I have to tell you, quite honestly, this is only perhaps the second or third in all those years that has not filled me with hatred and impotent rage.
‘grats!
Bye, Ken. Don’t forget to write!
Now, if someone asks you a dumb question, you can replace “Does a bear shit in the woods?” with “Does Ken Layne shit in the dunes?”
Will you sell “premium” Wonkette memberships to Wonkette, like Joe the Plumber sells premium memberships to those who buy signed copies of his book? Well, back when JTP could afford to have a website that is.
Just out o’ idle curiosity: how the heck long will this take? (the ramblin’ part, I mean, not the grueling scrivening part)
Best of luck, kiddo. (If you put in desert tortoises I’ll buy it.)
Ken, I strongly recommend staying clear of the small stretch of beach that lies in the path of LAX take-off traffic. The blue ice that occasionally falls from the sky isn’t from the beautiful, clear blue California skies.
My wonderful State DOES have beach access laws (thank GAWD for the Coastal Commission), but you need to carry around a Commie permit in order to make it happen. Even with said Commie permit, residence (yes, even those in Malibu you LA person you) will still not only card you, but deny you access.
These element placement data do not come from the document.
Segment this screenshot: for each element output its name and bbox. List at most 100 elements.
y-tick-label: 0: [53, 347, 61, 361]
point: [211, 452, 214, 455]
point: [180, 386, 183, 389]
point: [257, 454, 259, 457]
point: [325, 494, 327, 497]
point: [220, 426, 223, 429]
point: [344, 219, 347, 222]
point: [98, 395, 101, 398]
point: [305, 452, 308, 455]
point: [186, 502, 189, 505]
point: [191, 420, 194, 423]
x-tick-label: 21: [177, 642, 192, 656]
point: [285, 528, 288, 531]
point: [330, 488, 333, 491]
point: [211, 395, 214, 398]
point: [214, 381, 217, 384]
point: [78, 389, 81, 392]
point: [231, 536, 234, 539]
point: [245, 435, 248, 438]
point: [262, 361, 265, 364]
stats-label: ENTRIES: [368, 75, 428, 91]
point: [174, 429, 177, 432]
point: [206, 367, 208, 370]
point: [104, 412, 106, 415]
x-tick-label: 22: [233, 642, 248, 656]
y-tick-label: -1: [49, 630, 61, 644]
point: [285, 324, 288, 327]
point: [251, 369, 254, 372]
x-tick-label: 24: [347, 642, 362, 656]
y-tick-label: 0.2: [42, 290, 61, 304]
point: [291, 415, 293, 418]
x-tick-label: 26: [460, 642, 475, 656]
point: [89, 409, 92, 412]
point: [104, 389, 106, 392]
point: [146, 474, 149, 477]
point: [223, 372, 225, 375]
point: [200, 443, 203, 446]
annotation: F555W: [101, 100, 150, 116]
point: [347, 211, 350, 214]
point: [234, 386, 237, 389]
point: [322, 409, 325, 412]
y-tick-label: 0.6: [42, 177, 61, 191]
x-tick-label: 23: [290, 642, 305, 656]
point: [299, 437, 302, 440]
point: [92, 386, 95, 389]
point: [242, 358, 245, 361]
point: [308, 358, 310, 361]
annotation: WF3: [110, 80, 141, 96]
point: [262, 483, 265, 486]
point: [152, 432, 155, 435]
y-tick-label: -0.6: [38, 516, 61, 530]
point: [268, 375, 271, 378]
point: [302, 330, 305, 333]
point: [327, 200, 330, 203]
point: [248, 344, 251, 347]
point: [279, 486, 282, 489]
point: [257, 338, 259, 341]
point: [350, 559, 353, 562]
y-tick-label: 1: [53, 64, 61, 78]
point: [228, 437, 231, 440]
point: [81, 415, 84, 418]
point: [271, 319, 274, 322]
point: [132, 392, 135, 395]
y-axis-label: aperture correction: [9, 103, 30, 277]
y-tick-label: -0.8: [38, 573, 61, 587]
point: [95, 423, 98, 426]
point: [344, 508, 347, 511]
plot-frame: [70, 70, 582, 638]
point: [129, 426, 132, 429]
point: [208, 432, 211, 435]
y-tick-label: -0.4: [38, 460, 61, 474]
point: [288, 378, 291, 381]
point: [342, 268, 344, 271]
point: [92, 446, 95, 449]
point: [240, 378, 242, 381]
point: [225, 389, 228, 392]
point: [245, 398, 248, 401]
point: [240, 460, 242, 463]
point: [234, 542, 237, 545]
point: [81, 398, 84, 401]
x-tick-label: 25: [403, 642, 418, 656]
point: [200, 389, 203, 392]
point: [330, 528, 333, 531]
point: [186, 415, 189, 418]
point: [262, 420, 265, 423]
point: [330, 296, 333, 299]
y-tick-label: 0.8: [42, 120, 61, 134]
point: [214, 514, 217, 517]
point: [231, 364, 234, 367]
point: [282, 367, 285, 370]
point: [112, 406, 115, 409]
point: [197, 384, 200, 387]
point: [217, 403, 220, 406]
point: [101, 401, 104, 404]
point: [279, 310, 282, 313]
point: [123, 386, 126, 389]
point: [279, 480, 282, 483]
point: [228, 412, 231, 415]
In Half Moon Bay, CA there is, for instance, one of “those beaches.” It’s sand is pristine, there are no people, and you could very well compare it to heaven (like Big Sur, but stay the hell out foreigners.) HOWEVER, there is a crazy artichoke farmer who will point a gun at you and tell you to “fuck off.”
I guess all we can say is, “don’t meet this man, Pope Cat.”
I’m guessing, since the book comes out next year, that Ken has already done the wandering California part and is or soon will be immersed in the writing part. Books don’t usually get contracts & then published only a year later or less, unless they are cheap, quickly knocked out affairs like, say, the new, unauthorized bios of MJ about to appear in the grocery check out line near you.
Mr. Layne, who has been a blogger at Wonkette on and off since 2006
I thought Ken was the editor, owner, boss and official overlord. The Observer makes it sound like he was a part-time temp.
Sounds like a hippy’s walk about to me. Bring mushrooms and Beach Boy’s tunes.
When I buy a copy I expect an autographed version. Congratulations Ken.
And my grammar continues to be terrible. This is what happens in the generation of spell/grammar check. It isn’t “IT’S”, it is “ITS.” These two things have completely different meanings.
TIME FOR FUN. FUCK ALL OF US, for it is the 4th of July Holiday.
I don’t see many opportunities to be rude about David Denby in a book about California, but I’m prepared to give this project the benefit of the doubt for now.
Take pictures, Ken! All that shit’s underwater in 30 years or so, even without earthquakes.